Buckmaster, J -
(1.)On the 30th January, 1907, Mir Hussein Ali Khan of Talpur died intestate, leaving neither widow nor child. His nearest surviving relations were the plaintiff, Abdul Hussein, the son of his brother by the half-blood, one sister, the first defendant upon the record, and his sister s son, who is the second defendant. His estate, consisting exclusively of personal property, and largely of what we should call personal effects, is of great value, and doubtless also, from the character of many of the articles, of great personal interest to his relations. It is a dispute about the inheritance of this property that has given rise to the present appeal. The deceased was a member of the family of Talpur Mirs of Sind, who were a branch of the large Baluchi tribe. He was a Mahomedan, and, if Mahomedan law governed the question, the rights of the parties would vary accordingly whether the deceased was a member of the Shia or of the Sunni sect. If the former, the sister would inherit the whole estate; if the latter, the plaintiff would be entitled to a half. The plaintiff alleges, however, that the rights of inheritance are not to be determined according to Mahomedan law, but that they are regulated by a custom well-known and distinctly ascertained, by which, notwithstanding the provisions of the Koran, women are excluded from any share in the inheritance of a paternal relation, he further alleges that, if this contention does not prevail, the deceased was a Sunni and not a Shia, and that he is therefore entitled to the more limited rights to which reference has been made. Their Lordships think it is convenient to dispose of the latter contention first.

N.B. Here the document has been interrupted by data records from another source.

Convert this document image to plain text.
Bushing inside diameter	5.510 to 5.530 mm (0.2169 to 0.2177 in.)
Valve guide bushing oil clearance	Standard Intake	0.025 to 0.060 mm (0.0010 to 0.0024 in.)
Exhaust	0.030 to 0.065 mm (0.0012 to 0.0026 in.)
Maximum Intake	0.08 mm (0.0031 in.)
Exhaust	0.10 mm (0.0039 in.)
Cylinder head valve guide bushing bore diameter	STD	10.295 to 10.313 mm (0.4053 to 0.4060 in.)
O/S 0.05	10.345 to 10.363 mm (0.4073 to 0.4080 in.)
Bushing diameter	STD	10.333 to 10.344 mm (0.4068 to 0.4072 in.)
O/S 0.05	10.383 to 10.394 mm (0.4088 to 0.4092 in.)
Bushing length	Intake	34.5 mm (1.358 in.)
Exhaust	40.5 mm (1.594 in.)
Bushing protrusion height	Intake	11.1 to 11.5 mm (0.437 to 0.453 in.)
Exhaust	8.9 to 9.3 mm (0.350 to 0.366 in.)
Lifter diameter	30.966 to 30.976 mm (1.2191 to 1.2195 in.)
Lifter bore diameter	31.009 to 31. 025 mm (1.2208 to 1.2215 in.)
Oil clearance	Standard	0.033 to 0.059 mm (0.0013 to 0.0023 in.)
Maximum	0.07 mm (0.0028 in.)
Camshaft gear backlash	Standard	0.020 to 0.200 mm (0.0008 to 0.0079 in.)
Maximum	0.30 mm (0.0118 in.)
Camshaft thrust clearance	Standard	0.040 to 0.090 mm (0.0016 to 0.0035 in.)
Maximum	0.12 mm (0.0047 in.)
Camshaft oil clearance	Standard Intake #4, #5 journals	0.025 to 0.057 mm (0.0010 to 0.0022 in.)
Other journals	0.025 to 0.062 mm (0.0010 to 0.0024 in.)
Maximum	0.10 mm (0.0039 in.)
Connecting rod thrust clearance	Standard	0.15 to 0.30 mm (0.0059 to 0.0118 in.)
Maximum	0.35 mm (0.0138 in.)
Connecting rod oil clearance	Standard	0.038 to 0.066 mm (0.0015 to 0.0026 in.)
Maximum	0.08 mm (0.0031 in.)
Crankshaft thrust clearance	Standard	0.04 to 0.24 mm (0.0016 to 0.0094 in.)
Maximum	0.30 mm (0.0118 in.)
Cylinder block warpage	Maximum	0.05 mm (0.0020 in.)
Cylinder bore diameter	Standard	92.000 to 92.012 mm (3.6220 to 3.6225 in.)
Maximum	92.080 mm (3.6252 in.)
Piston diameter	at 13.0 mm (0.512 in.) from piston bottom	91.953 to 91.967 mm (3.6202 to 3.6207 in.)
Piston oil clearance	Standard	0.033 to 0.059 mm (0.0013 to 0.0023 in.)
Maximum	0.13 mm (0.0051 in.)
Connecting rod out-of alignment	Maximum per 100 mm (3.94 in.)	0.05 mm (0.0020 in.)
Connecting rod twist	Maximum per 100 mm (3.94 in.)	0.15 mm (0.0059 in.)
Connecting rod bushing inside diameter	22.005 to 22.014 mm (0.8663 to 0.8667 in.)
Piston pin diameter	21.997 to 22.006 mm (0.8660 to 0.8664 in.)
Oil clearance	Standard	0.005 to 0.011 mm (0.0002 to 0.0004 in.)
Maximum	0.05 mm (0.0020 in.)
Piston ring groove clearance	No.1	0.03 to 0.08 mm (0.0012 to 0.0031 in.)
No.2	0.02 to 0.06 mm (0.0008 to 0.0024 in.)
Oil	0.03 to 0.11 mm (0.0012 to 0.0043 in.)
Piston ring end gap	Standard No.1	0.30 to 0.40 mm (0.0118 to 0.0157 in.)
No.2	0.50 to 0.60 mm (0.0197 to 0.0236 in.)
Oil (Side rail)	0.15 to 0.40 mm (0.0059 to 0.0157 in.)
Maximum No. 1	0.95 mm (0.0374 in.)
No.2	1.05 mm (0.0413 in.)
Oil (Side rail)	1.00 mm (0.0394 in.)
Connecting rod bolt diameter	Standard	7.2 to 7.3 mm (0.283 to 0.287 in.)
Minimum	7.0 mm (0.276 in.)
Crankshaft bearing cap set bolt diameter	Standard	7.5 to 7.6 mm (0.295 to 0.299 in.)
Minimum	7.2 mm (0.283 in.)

(2.)Although the holding of religious opinion is a matter of personal faith, and ordinarily it may not be easy to determine what the nature of that faith may be, yet in a case like the present, where the question lies between two sects so sharply divided in ritual and observances, performance of prayers, and public declarations of faith as the Sunni and the Shia, it is readily capable of being determined by definite evidence of action, conduct, and observance. For reasons which their Lordships consider as conclusive, both the Judicial Commissioner, before whom the case was first tried, sitting as District Judge, and the Court of the Judicial Commissioner of Sind, before whom the appeal was heard, have decided that the deceased was of the Shia persuasion, and with this finding their Lordships see no reason to interfere.
(3.)There remains therefore for consideration only the question of custom, and upon this the Court of First Instance and the Court of Appeal have differed, the District Court holding that the custom was established, and the Court of the Judicial Commissioner of Sind deciding that it was not. It is from this latter decision that the present appoal proceeds.